Anonymous Paul said...

Illusion of Life actually has three "forms", if you will. There are two versions that are identical but vary slightly in thickness. The original edition (which I am fortunate enough to own) was printed on very heavy paper stock. The reprinted edition of this version is on slightly lighter stock, so the book is a little thinner overall.

There is also the "Popular Edition". It's significantly thinner and bound with soft covers. It also has the phrase "Popular Edition" printed on the lower left corner of the cover (on the barrel Jiminy is standing on, if memory serves). This version is missing several of the more technical chapters from the original edition. I have a list of the missing chapters I can post if anyone is interested.

I don't think the popular edition has been in print for some time, but I'm sure there are still copies floating around out there.

9:35 AM

 
Blogger Dr.Burke said...

Your views do not stray far from mine Dr. Stephen. I've loved these last couple of posts and the discussion it opens up for people.

Adam

10:53 AM

 
Blogger Mark said...

Thanks Dr. Stephen and Paul for the clarification reguarding thinness/thickness of the book. Glad to know I'm not missing out on important knowledge with my version.

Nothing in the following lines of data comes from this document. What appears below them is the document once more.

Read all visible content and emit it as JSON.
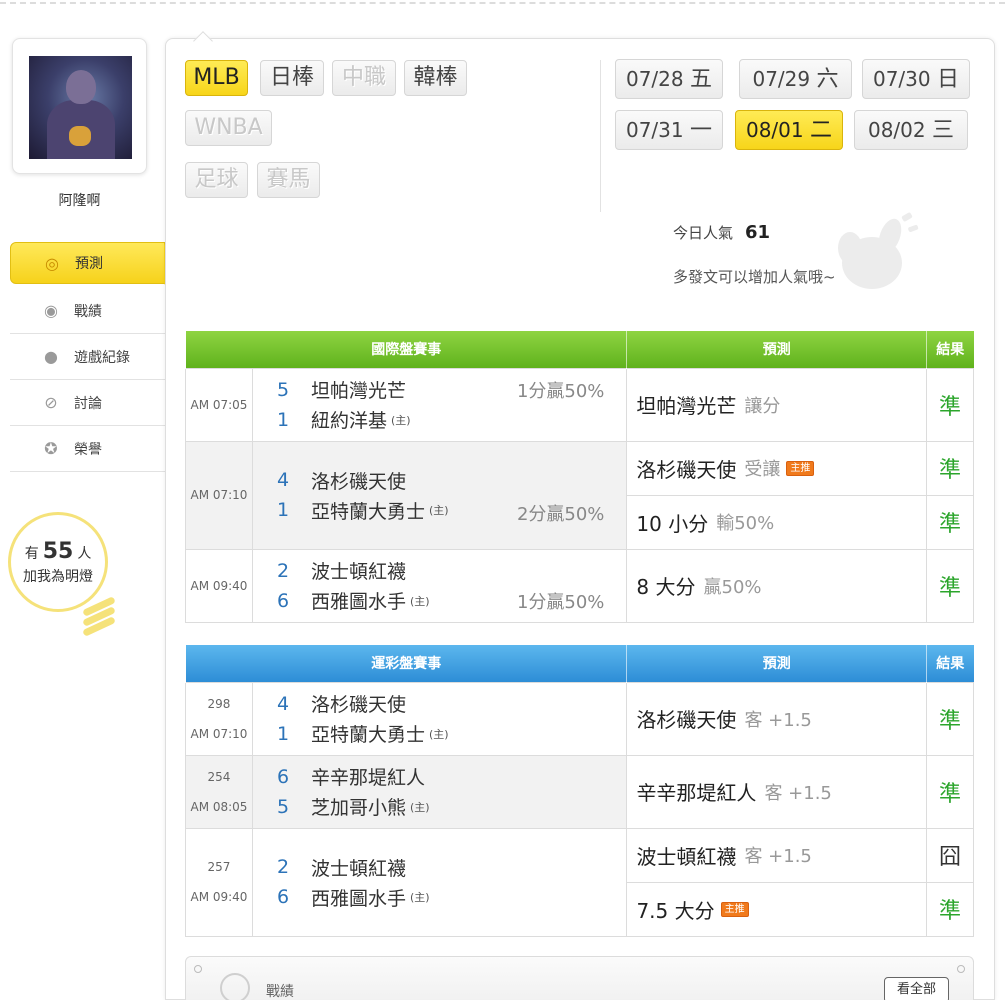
{
  "profile": {
    "username": "阿隆啊"
  },
  "menu": [
    {
      "label": "預測",
      "icon": "target-icon",
      "active": true
    },
    {
      "label": "戰績",
      "icon": "record-icon",
      "active": false
    },
    {
      "label": "遊戲紀錄",
      "icon": "circle-icon",
      "active": false
    },
    {
      "label": "討論",
      "icon": "chat-icon",
      "active": false
    },
    {
      "label": "榮譽",
      "icon": "medal-icon",
      "active": false
    }
  ],
  "fans": {
    "prefix": "有",
    "count": "55",
    "suffix": "人",
    "line2": "加我為明燈"
  },
  "leagues": [
    {
      "label": "MLB",
      "state": "selected"
    },
    {
      "label": "日棒",
      "state": "normal"
    },
    {
      "label": "中職",
      "state": "disabled"
    },
    {
      "label": "韓棒",
      "state": "normal"
    },
    {
      "label": "WNBA",
      "state": "disabled"
    },
    {
      "label": "足球",
      "state": "disabled"
    },
    {
      "label": "賽馬",
      "state": "disabled"
    }
  ],
  "dates": [
    {
      "md": "07/28",
      "wd": "五"
    },
    {
      "md": "07/29",
      "wd": "六"
    },
    {
      "md": "07/30",
      "wd": "日"
    },
    {
      "md": "07/31",
      "wd": "一"
    },
    {
      "md": "08/01",
      "wd": "二",
      "selected": true
    },
    {
      "md": "08/02",
      "wd": "三"
    }
  ],
  "popularity": {
    "label": "今日人氣",
    "value": "61",
    "hint": "多發文可以增加人氣哦~"
  },
  "intl": {
    "headers": [
      "國際盤賽事",
      "預測",
      "結果"
    ],
    "games": [
      {
        "time": "AM 07:05",
        "away": {
          "score": "5",
          "name": "坦帕灣光芒"
        },
        "home": {
          "score": "1",
          "name": "紐約洋基"
        },
        "home_mark": "(主)",
        "handicap": "1分贏50%",
        "preds": [
          {
            "pick": "坦帕灣光芒",
            "detail": "讓分",
            "tag": "",
            "result": "準"
          }
        ]
      },
      {
        "time": "AM 07:10",
        "away": {
          "score": "4",
          "name": "洛杉磯天使"
        },
        "home": {
          "score": "1",
          "name": "亞特蘭大勇士"
        },
        "home_mark": "(主)",
        "handicap": "2分贏50%",
        "preds": [
          {
            "pick": "洛杉磯天使",
            "detail": "受讓",
            "tag": "主推",
            "result": "準"
          },
          {
            "pick": "10 小分",
            "detail": "輸50%",
            "tag": "",
            "result": "準"
          }
        ]
      },
      {
        "time": "AM 09:40",
        "away": {
          "score": "2",
          "name": "波士頓紅襪"
        },
        "home": {
          "score": "6",
          "name": "西雅圖水手"
        },
        "home_mark": "(主)",
        "handicap": "1分贏50%",
        "preds": [
          {
            "pick": "8 大分",
            "detail": "贏50%",
            "tag": "",
            "result": "準"
          }
        ]
      }
    ]
  },
  "lottery": {
    "headers": [
      "運彩盤賽事",
      "預測",
      "結果"
    ],
    "games": [
      {
        "no": "298",
        "time": "AM 07:10",
        "away": {
          "score": "4",
          "name": "洛杉磯天使"
        },
        "home": {
          "score": "1",
          "name": "亞特蘭大勇士"
        },
        "home_mark": "(主)",
        "preds": [
          {
            "pick": "洛杉磯天使",
            "detail": "客 +1.5",
            "tag": "",
            "result": "準"
          }
        ]
      },
      {
        "no": "254",
        "time": "AM 08:05",
        "away": {
          "score": "6",
          "name": "辛辛那堤紅人"
        },
        "home": {
          "score": "5",
          "name": "芝加哥小熊"
        },
        "home_mark": "(主)",
        "preds": [
          {
            "pick": "辛辛那堤紅人",
            "detail": "客 +1.5",
            "tag": "",
            "result": "準"
          }
        ]
      },
      {
        "no": "257",
        "time": "AM 09:40",
        "away": {
          "score": "2",
          "name": "波士頓紅襪"
        },
        "home": {
          "score": "6",
          "name": "西雅圖水手"
        },
        "home_mark": "(主)",
        "preds": [
          {
            "pick": "波士頓紅襪",
            "detail": "客 +1.5",
            "tag": "",
            "result": "囧"
          },
          {
            "pick": "7.5 大分",
            "detail": "",
            "tag": "主推",
            "result": "準"
          }
        ]
      }
    ]
  },
  "record": {
    "label": "戰績",
    "view_all": "看全部"
  },
  "colors": {
    "accent_yellow": "#f7d51a",
    "intl_header": "#5fb21c",
    "lottery_header": "#2d8dd6",
    "correct": "#2ba52b",
    "score_blue": "#2c73b8",
    "tag_orange": "#f07a1c"
  }
}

And can I just say, I LOVE Bill Tytla's animation, especially Stromboli. All of the heavy's that he animates are so fun to watch. I'd love to get some of that in my work.

-Mark

2:32 PM

 
Blogger Dr. Gordon said...

I agree 100%

Great post

2:36 PM

 
Anonymous Kyle said...

I just bought Illusion of Life a few months ago (finally), with the plan to read the whole thing during my daily commute. I kept at it for a while and then stopped bringing it because it's so bulky. Thanks for getting me to continue reading it again! I find it a facinating look into the history and craft.